7. Dawn Shirley of dunnhumby: The Digital Challenge
dunnhumby runs the data analysis for Kroger grocery stores, among others. I’m a Kroger regular, which means they have data on everything I buy, where I live, whether I check email, and probably a ton of other stuff too.
The best moment of Dawn’s talk was when she showed this slide and my whole table of coworkers turned and looked at me. (My open rates are consistently at 20% lately, btw.)
I was loving the topic almost all the way through. I love deep-dives on data and what you can do with it.
But then someone asked her if dunnhumby sells its data. And her answer was “we do have strategic partners.”
Translation: Um, yeah, we’re making a crap-ton of $$ on your data.
And that sucks. I get giving Kroger my data. It gets me coupons for stuff I actually want, which is sweet. But I didn’t say my data could go to Frito-Lay, Pepsi, or God-knows-who-else.
And can I see who’s getting my data?
All I have is “there’s lots of regulations that protect your data.”
You mean like the ones the NSA has to abide by? (ok, so maybe invoking the NSA is a low blow, but still…)
Sorry Dawn. I know I’m attacking the very core of your business model.
I’m not saying you shouldn’t be awesome with data. I’m not even saying you shouldn’t collect it.
I want you to collect data on me. Just stop being shady about it.
Let me see who gets my data. I don’t even need to see the actual data itself. Just let me see what categories you have on me and who’s getting that information. Then give me ability to say “no” if I want to.
8. Steve Biddle of Facebook: Real Time Marketing in a Connected World Fail Harder
Steve closed the session with a presentation he put together in the hour before he gave it. Basically he threw out what he had prepared and just winged it. So it was a little disjointed and dragged some in places.
But it was good too. I expected lots of privacy questions and some bickering from the crowd. But there wasn’t any of that. It was just really good info I didn’t know about before.

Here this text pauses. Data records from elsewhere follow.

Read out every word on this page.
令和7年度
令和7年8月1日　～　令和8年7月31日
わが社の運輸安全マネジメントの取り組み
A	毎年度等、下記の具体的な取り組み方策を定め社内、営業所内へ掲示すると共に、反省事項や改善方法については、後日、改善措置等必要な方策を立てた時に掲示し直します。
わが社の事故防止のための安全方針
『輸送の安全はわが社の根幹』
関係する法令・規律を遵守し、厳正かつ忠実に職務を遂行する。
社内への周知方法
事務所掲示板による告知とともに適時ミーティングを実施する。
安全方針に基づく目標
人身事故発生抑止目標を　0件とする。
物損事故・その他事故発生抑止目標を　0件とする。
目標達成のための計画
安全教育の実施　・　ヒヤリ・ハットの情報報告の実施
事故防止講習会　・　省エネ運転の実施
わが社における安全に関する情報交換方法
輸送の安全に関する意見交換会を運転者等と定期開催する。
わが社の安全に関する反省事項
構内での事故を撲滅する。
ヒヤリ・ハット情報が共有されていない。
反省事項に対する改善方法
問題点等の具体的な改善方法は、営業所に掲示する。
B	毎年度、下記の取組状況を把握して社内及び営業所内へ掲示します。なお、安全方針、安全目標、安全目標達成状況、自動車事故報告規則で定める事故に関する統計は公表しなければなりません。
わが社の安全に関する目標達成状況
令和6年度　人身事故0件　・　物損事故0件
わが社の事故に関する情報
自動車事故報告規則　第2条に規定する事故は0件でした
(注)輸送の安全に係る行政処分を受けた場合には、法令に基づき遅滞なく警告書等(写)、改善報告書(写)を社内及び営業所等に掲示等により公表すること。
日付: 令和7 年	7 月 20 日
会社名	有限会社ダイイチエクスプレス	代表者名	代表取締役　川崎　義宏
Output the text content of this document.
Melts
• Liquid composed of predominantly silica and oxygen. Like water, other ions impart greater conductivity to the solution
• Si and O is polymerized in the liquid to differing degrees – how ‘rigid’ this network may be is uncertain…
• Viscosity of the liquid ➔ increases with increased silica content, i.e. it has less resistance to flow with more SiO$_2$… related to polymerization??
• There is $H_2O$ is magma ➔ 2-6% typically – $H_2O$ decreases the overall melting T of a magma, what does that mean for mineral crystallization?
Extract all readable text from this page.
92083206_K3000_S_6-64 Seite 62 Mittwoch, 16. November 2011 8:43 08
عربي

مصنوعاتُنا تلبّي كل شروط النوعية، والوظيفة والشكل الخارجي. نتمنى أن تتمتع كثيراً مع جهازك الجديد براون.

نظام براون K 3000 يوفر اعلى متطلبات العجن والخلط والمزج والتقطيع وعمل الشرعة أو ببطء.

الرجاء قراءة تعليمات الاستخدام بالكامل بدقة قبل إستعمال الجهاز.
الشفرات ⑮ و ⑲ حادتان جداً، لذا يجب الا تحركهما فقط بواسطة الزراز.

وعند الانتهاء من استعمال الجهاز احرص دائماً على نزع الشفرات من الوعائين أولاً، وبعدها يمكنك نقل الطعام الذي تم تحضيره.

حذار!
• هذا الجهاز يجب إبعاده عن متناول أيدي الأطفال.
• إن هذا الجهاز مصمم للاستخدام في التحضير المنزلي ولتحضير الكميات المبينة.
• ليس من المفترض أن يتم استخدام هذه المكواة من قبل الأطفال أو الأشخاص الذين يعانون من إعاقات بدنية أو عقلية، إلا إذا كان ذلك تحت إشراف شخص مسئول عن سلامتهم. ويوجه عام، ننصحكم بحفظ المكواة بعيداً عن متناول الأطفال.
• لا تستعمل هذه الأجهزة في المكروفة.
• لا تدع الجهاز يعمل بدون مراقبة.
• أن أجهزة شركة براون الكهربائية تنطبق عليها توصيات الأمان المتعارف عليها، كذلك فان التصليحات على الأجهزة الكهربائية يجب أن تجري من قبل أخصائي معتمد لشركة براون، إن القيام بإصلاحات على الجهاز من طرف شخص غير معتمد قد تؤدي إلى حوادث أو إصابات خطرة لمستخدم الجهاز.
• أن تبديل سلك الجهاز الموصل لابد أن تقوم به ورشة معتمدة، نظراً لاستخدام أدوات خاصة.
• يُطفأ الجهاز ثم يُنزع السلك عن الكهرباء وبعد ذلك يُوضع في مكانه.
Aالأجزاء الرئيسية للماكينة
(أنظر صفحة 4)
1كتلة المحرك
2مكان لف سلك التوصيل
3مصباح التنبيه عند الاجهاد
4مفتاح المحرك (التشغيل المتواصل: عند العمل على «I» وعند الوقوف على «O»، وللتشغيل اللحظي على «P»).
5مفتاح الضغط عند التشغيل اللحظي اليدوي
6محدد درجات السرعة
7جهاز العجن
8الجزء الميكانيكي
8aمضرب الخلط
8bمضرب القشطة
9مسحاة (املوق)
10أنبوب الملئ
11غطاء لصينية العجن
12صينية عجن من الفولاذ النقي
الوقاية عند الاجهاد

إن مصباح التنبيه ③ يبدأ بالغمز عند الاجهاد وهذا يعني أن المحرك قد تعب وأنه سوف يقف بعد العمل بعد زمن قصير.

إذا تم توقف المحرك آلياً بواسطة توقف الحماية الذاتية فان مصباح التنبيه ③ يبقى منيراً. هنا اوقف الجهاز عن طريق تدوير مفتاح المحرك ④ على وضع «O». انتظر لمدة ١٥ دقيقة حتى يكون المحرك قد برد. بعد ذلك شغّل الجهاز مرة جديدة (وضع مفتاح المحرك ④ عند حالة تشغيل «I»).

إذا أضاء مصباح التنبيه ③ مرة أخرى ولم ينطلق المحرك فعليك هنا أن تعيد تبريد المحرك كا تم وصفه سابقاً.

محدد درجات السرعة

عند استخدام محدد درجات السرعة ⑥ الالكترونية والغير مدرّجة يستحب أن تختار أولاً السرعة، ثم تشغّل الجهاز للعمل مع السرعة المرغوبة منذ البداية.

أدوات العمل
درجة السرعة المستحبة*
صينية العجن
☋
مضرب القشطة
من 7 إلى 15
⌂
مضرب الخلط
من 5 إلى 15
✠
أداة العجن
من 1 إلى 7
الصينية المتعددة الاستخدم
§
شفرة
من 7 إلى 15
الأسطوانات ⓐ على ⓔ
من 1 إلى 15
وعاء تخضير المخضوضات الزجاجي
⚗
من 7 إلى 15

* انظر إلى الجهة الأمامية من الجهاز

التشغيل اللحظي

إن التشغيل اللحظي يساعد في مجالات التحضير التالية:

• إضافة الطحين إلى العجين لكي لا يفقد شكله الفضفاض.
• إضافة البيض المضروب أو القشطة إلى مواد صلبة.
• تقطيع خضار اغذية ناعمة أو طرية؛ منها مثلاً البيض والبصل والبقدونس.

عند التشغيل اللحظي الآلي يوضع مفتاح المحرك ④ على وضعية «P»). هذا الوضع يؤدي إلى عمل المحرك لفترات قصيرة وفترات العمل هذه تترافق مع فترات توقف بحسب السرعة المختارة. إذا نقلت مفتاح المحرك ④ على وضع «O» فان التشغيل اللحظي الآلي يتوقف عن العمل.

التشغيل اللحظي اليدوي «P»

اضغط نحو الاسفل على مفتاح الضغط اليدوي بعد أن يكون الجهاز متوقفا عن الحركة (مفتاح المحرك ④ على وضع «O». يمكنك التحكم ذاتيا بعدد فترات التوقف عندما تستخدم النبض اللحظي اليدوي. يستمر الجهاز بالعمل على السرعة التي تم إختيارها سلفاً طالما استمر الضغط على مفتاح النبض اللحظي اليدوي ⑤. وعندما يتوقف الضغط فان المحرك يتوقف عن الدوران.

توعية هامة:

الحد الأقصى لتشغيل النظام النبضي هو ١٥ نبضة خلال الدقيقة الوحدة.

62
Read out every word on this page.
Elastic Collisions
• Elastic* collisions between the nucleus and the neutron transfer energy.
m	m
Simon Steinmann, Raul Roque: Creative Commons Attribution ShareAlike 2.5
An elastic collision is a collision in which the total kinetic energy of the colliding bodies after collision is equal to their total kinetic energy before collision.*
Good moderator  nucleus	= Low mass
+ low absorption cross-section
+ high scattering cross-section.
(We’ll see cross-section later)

Like this: did you know you can take your email list, upload it into Facebook (in a “privacy-safe” way), and then target those people with Facebook ads or sponsored posts?
Beyond that, once you’ve loaded your list, Facebook can do its data magic and identify groups of “lookalikes” with similar traits to the people on your list. And then you can target them too, even though you don’t have their email.
Pretty cool stuff.
Obviously I had a very active day on Twitter. For me, this was the first step into the local social media/marketing scene, and this was a way to get my name out into the flow of ideas.
The strategy worked brilliantly. It completely changed the “conference experience,” which I had always dreaded before.
By mid-day, people knew who I was just because I was all over the Twitter stream. Because of that, I met several people I wouldn’t have otherwise and interacted with several of the presenters.
TEDx Dayton is in a month, and I plan on doing the same Twitter blitz there. My goal is to meet as many locals as I can who operate in this marketing/new media space.
Dayton’s a small town. I don’t think it will take long for me to make the rounds.
I will be back to SummitUP next year. If you’re a Daytonian, you should go too.